Happy January! It’s a new year which means a fresh start for our hopes, dreams and spring-break bods. What do we celebrate in January? National Financial Wellness Month (everyone’s first thought, I know). So, what exactly is “financial wellness?” The answer might be different to everyone. For some this could mean being debt free, for others this could mean being able to afford that venti Starbucks cold brew with oat milk every single day they want. While this definition varies, below are some things to consider when constructing your definition of financial wellness.

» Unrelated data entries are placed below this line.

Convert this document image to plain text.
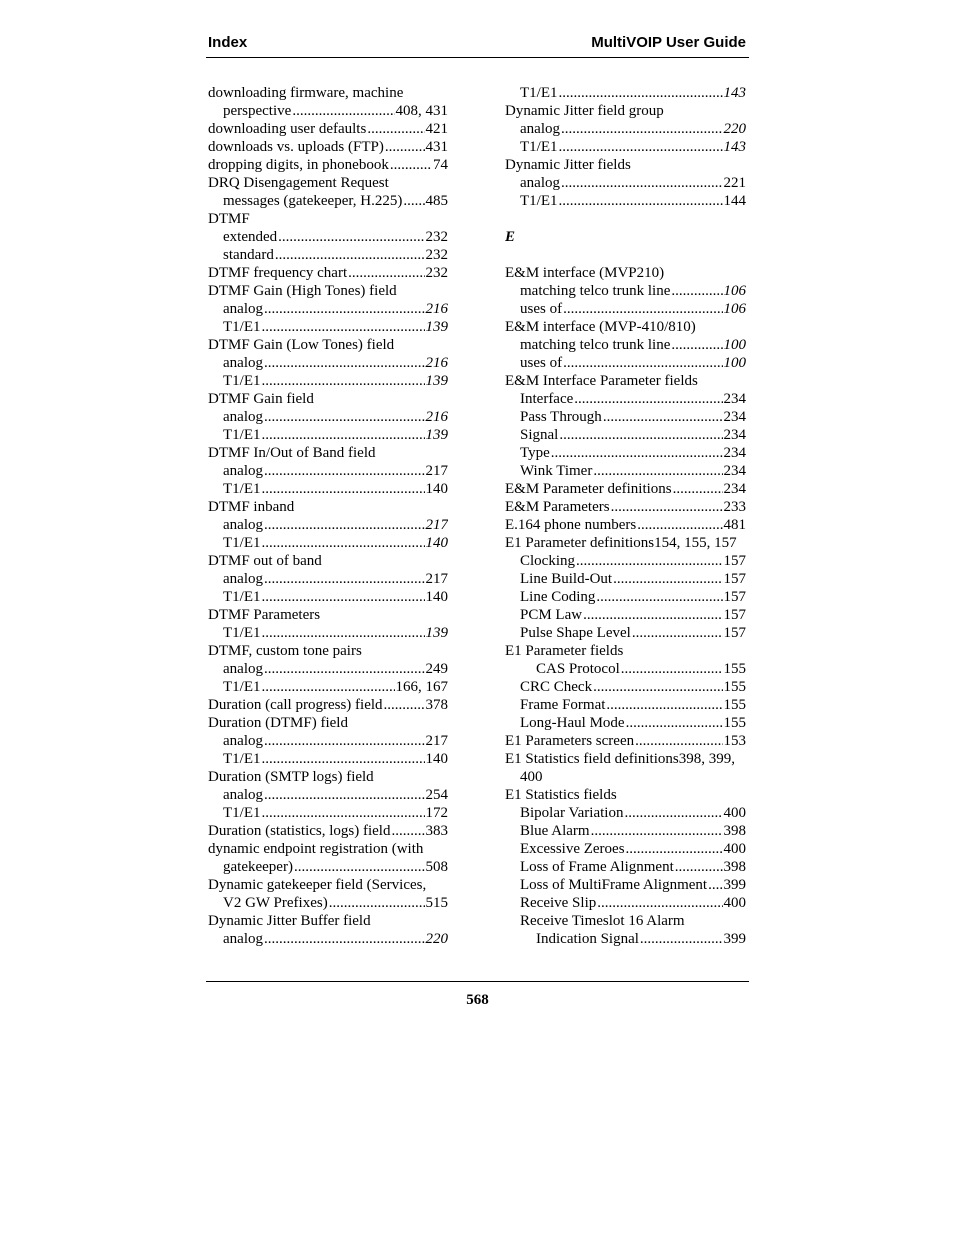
Index	MultiVOIP User Guide
downloading firmware, machine
perspective .....	408, 431
downloading user defaults .....	421
downloads vs. uploads (FTP) .....	431
dropping digits, in phonebook .....	74
DRQ Disengagement Request
messages (gatekeeper, H.225) ..... 485
DTMF
extended .....	232
standard .....	232
DTMF frequency chart .....	232
DTMF Gain (High Tones) field
analog .....	216
T1/E1 .....	139
DTMF Gain (Low Tones) field
analog .....	216
T1/E1 .....	139
DTMF Gain field
analog .....	216
T1/E1 .....	139
DTMF In/Out of Band field
analog .....	217
T1/E1 .....	140
DTMF inband
analog .....	217
T1/E1 .....	140
DTMF out of band
analog .....	217
T1/E1 .....	140
DTMF Parameters
T1/E1 .....	139
DTMF, custom tone pairs
analog .....	249
T1/E1 .....	166, 167
Duration (call progress) field .....	378
Duration (DTMF) field
analog .....	217
T1/E1 .....	140
Duration (SMTP logs) field
analog .....	254
T1/E1 .....	172
Duration (statistics, logs) field ..... 383
dynamic endpoint registration (with
gatekeeper) .....	508
Dynamic gatekeeper field (Services,
V2 GW Prefixes) .....	515
Dynamic Jitter Buffer field
analog .....	220
T1/E1 .....	143
Dynamic Jitter field group
analog .....	220
T1/E1 .....	143
Dynamic Jitter fields
analog .....	221
T1/E1 .....	144
E
E&M interface (MVP210)
matching telco trunk line .....	106
uses of .....	106
E&M interface (MVP-410/810)
matching telco trunk line .....	100
uses of .....	100
E&M Interface Parameter fields
Interface .....	234
Pass Through .....	234
Signal .....	234
Type .....	234
Wink Timer .....	234
E&M Parameter definitions .....	234
E&M Parameters .....	233
E.164 phone numbers .....	481
E1 Parameter definitions154, 155, 157
Clocking .....	157
Line Build-Out .....	157
Line Coding .....	157
PCM Law .....	157
Pulse Shape Level .....	157
E1 Parameter fields
CAS Protocol .....	155
CRC Check .....	155
Frame Format .....	155
Long-Haul Mode .....	155
E1 Parameters screen .....	153
E1 Statistics field definitions398, 399,
400
E1 Statistics fields
Bipolar Variation .....	400
Blue Alarm .....	398
Excessive Zeroes .....	400
Loss of Frame Alignment .....	398
Loss of MultiFrame Alignment ..... 399
Receive Slip .....	400
Receive Timeslot 16 Alarm
Indication Signal .....	399
568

Just like COVID taught us, life can throw us for an unexpected loop, so we need to be prepared. Have an emergency fund in place to help with any expenses when facing a financial rough patch – maybe being fired or laid off from a job. Have 3-6 months’ worth of basic expenses saved. If you are in a one-income household, you should err on the side of 6 months.


First things first, you should know where you spend your money. Since it’s January you have a nice, clean 12 months you can look back on for 2021. Look through these expenses and start to categorize and tally them (all my spreadsheet lovers, this is your time to shine). Spreadsheets aren’t your thing? Try Mint – it’s free and easy to use. If you have a budget, did you follow it last year? After seeing your full picture make sure your spending aligns with your values. If you paid for a monthly gym membership because you value your health and wellness then congrats, you’re aligned. Don't forget about those new year’s resolutions when revising your budget for this year. If your resolution is to improve your golf game, include lessons and trips to the range in your budget guidelines for the year. A general spending guide to follow is 50% on your needs, 30% on your wants and 20% toward savings, which takes us to our next point.


Whether your goals are short term (saving for a car down payment) or long term (retirement), you should be saving toward these goals. Don’t forget, the best goals are SMART goals (Specific, Measurable, Attainable, Relevant and Time-bound). Easy ways to save toward your goals include contributing to your work retirement plan (often a 401(k)). Maxing your contribution is ideal but if you can’t make that work at least try to contribute up to the amount your company matches. Saving toward your other goals is usually easiest with automatic contributions/transfers to a savings account. With these set up automatically you know that you’ll reach your goal (and when)!


With budgets, goals and strategies in place you’ll be working toward wellness with your finances which means peace. Achieving any goal takes time but having a plan in place helps you get there with less stress. If you need help creating your financial plan to crush those goals, consider consulting a financial advisor.

What does Financial Wellness mean to you?